«Milano vicino all'Europa, che banche, che cambi» cantava Lucio Dalla e ora questo motivo può tornare al centro del villaggio calcistico italiano. Perché Milano è tornata al comando. Fin qui, a dire il vero, è tornata l'Inter che ha lo scudetto sul petto e in bacheca la supercoppa d'Italia conquistata a gennaio sulla Juve e da qualche giorno l'ottava coppa Italia strappata sempre alla Juve sotto il cielo di Roma.
Il recente derby scudetto è arrivato alle ultime due tappe del torneo che stanno togliendo il sonno e anche molta polvere dai ricordi collettivi delle due fazioni. Inter o Milan (in ordine alfabetico), Milan o Inter (in ordine attuale di classifica): da qui non si scappa più per il tricolore. Con l'aggiunta, di non poco conto, per gli interisti, della possibilità di esibire sulla maglia della prossima stagione anche la seconda stella, più volte evocata da Beppe Marotta per motivare ed eccitare il proprio schieramento. Non ci sono più calcoli da fare, tutt'al più alleanze da reclamare a parti invertite: gli interisti che puntano tutto sul vecchio allenatore Gasperini ora all'Atalanta dopo averlo inondato di giudizi velenosi, i milanisti che pregano Giampaolo adesso alla Samp ostacolo dell'ultima domenica di campionato a San Siro per Simone Inzaghi. Sono le bagatelle dei social, niente di più.
Per Milano del calcio è un pienone storico scandito da un precedente lontano la bellezza di oltre dieci anni. Perché a cavallo del magico triplete di Mourinho, l'Inter passò da Benitez a Leonardo, collezionando il mondiale per club, la supercoppa d'Italia (sulla Roma) e la coppa Italia prima di arrendersi allo scudetto di Allegri, maggio 2011. C'erano sempre Berlusconi e Moratti, due famiglie a regnare, fuoriclasse in continuo arrivo, da una parte Eto'o, Milito e Snejider, dall'altra Ibra, Robinho, Thiago Silva, i riflettori sempre accesi e la Champions luccicante esposta a casa Inter. Oggi i due club sono incarnati da altrettanti modelli diversi, fino a qualche tempo fa opposti direbbero gli osservatori più attenti, prima cioè che proprio Beppe Marotta, artefice del rilancio nerazzurro, non sbandierasse la necessità di un calcio sostenibile dovendo fare i conti con deficit a tre cifre e un calcio-mercato capace di procurare l'auto-sostentamento. Per il Milan di Elliott, di Maldini e Pioli la vocazione al risparmio è diventata prima una necessità poi uno stile di conduzione e infine una sorta di segreto contro-corrente visto che tutti si aspettavano l'Inter in cima alla classifica a fine maggio ma non sicuramente il Milan, accreditato dagli esperti-scommettitori di uno stentato quinto posto.
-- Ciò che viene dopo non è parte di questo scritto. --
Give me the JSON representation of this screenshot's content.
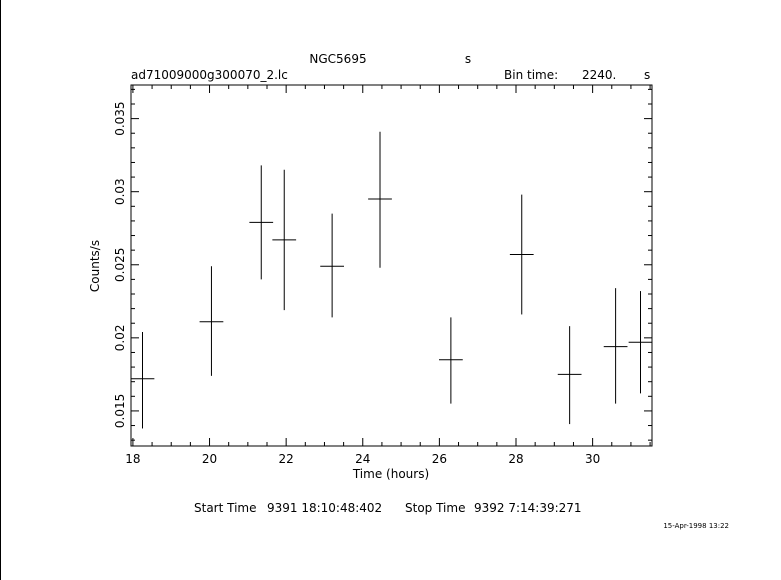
{
  "header": {
    "object": "NGC5695",
    "object_unit": "s",
    "filename": "ad71009000g300070_2.lc",
    "bin_time_label": "Bin time:",
    "bin_time_value": "2240.",
    "bin_time_unit": "s"
  },
  "footer": {
    "start_label": "Start Time",
    "start_value": "9391  18:10:48:402",
    "stop_label": "Stop Time",
    "stop_value": "9392   7:14:39:271",
    "date_stamp": "15-Apr-1998 13:22"
  },
  "chart_data": {
    "type": "scatter",
    "xlabel": "Time (hours)",
    "ylabel": "Counts/s",
    "xlim": [
      17.95,
      31.55
    ],
    "ylim": [
      0.0126,
      0.0373
    ],
    "x_ticks": [
      18,
      20,
      22,
      24,
      26,
      28,
      30
    ],
    "y_ticks": [
      0.015,
      0.02,
      0.025,
      0.03,
      0.035
    ],
    "x_tick_labels": [
      "18",
      "20",
      "22",
      "24",
      "26",
      "28",
      "30"
    ],
    "y_tick_labels": [
      "0.015",
      "0.02",
      "0.025",
      "0.03",
      "0.035"
    ],
    "points": [
      {
        "x": 18.25,
        "xerr": 0.31,
        "y": 0.0172,
        "ylo": 0.0138,
        "yhi": 0.0204
      },
      {
        "x": 20.05,
        "xerr": 0.31,
        "y": 0.0211,
        "ylo": 0.0174,
        "yhi": 0.0249
      },
      {
        "x": 21.35,
        "xerr": 0.31,
        "y": 0.0279,
        "ylo": 0.024,
        "yhi": 0.0318
      },
      {
        "x": 21.95,
        "xerr": 0.31,
        "y": 0.0267,
        "ylo": 0.0219,
        "yhi": 0.0315
      },
      {
        "x": 23.2,
        "xerr": 0.31,
        "y": 0.0249,
        "ylo": 0.0214,
        "yhi": 0.0285
      },
      {
        "x": 24.45,
        "xerr": 0.31,
        "y": 0.0295,
        "ylo": 0.0248,
        "yhi": 0.0341
      },
      {
        "x": 26.3,
        "xerr": 0.31,
        "y": 0.0185,
        "ylo": 0.0155,
        "yhi": 0.0214
      },
      {
        "x": 28.15,
        "xerr": 0.31,
        "y": 0.0257,
        "ylo": 0.0216,
        "yhi": 0.0298
      },
      {
        "x": 29.4,
        "xerr": 0.31,
        "y": 0.0175,
        "ylo": 0.0141,
        "yhi": 0.0208
      },
      {
        "x": 30.6,
        "xerr": 0.31,
        "y": 0.0194,
        "ylo": 0.0155,
        "yhi": 0.0234
      },
      {
        "x": 31.25,
        "xerr": 0.31,
        "y": 0.0197,
        "ylo": 0.0162,
        "yhi": 0.0232
      }
    ]
  }
}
E adesso invece Atalanta e Cagliari al prossimo turno, infine Sassuolo e Samp dovranno decidere l'epilogo di questo derby infinito. E d'altro canto, ripensando alla Milano cantata da Dalla che «ti fa una domanda in tedesco e ti risponde in siciliano», si può concludere che la fatica è assicurata sia per Milan e Atalanta che per Inter e Cagliari.